As we get ready to celebrate the independence of this great country of ours I decided to look into one of the recognized leaders of American history - Paul Revere. A silversmith by trade he became a very successful businessman after the revolution.
But Paul became known as the guy who rode on a horse throughout the suburbs of Boston to warn people that the British were planning an attack. However, as it turns out, Revere wasn't the only one riding a horse to warn others. William Dawes went on a similar mission but is not nearly as known as Paul Revere. As I was reading The Tipping Point by Malcolm Gladwell, he writes that the reason Revere is known for the Midnight Ride is because he was more successful. People listened to Revere because of his "connections" to the citizens, his relationships, and viewed him as someone with integrity and honesty. Although not much is known about William Dawes, Gladwell suggests that Revere was know as someone known to the people with a history, while Dawes was another stranger.

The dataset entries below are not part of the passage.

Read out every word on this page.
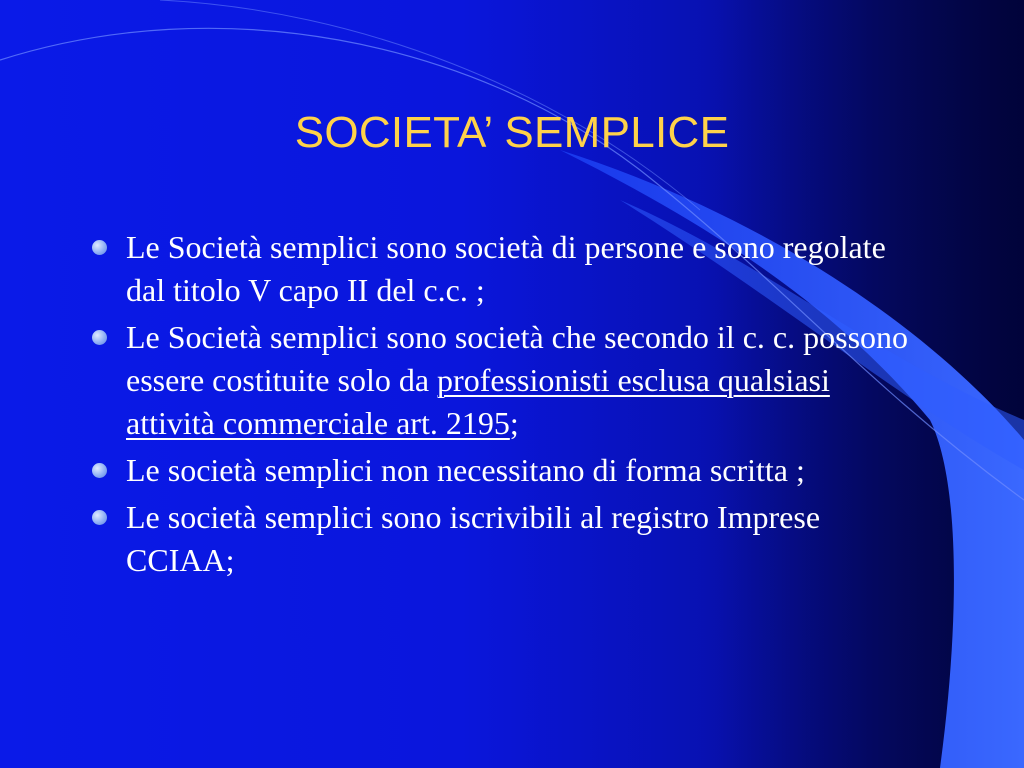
SOCIETA’ SEMPLICE
Le Società semplici sono società di persone e sono regolate dal titolo V capo II del c.c. ;
Le Società semplici sono società che secondo il c. c. possono essere costituite solo da professionisti esclusa qualsiasi attività commerciale art. 2195;
Le società semplici non necessitano di forma scritta ;
Le società semplici sono iscrivibili al registro Imprese  CCIAA;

It's interesting that in business so much depends on integrity, honesty, and genuine connections with people. People with whom Revere interacted made a decision to trust him based on their previous interactions and his reputation. Good thing Revere had all these attributes - we may have lost an important battle with the Brits. Paul Revere's legacy is that he was celebrated person who risked life and limb to warn Samuel Adams and John Hancock about a pending attack. Of course he wasn't celebrated during his lifetime. Henry Wadsworth Longfellow's poem called Paul Revere's Ride is what made Revere famous after his death.
Well, enough of history. Have a happy 4th of July and enjoy the spirit of American independence.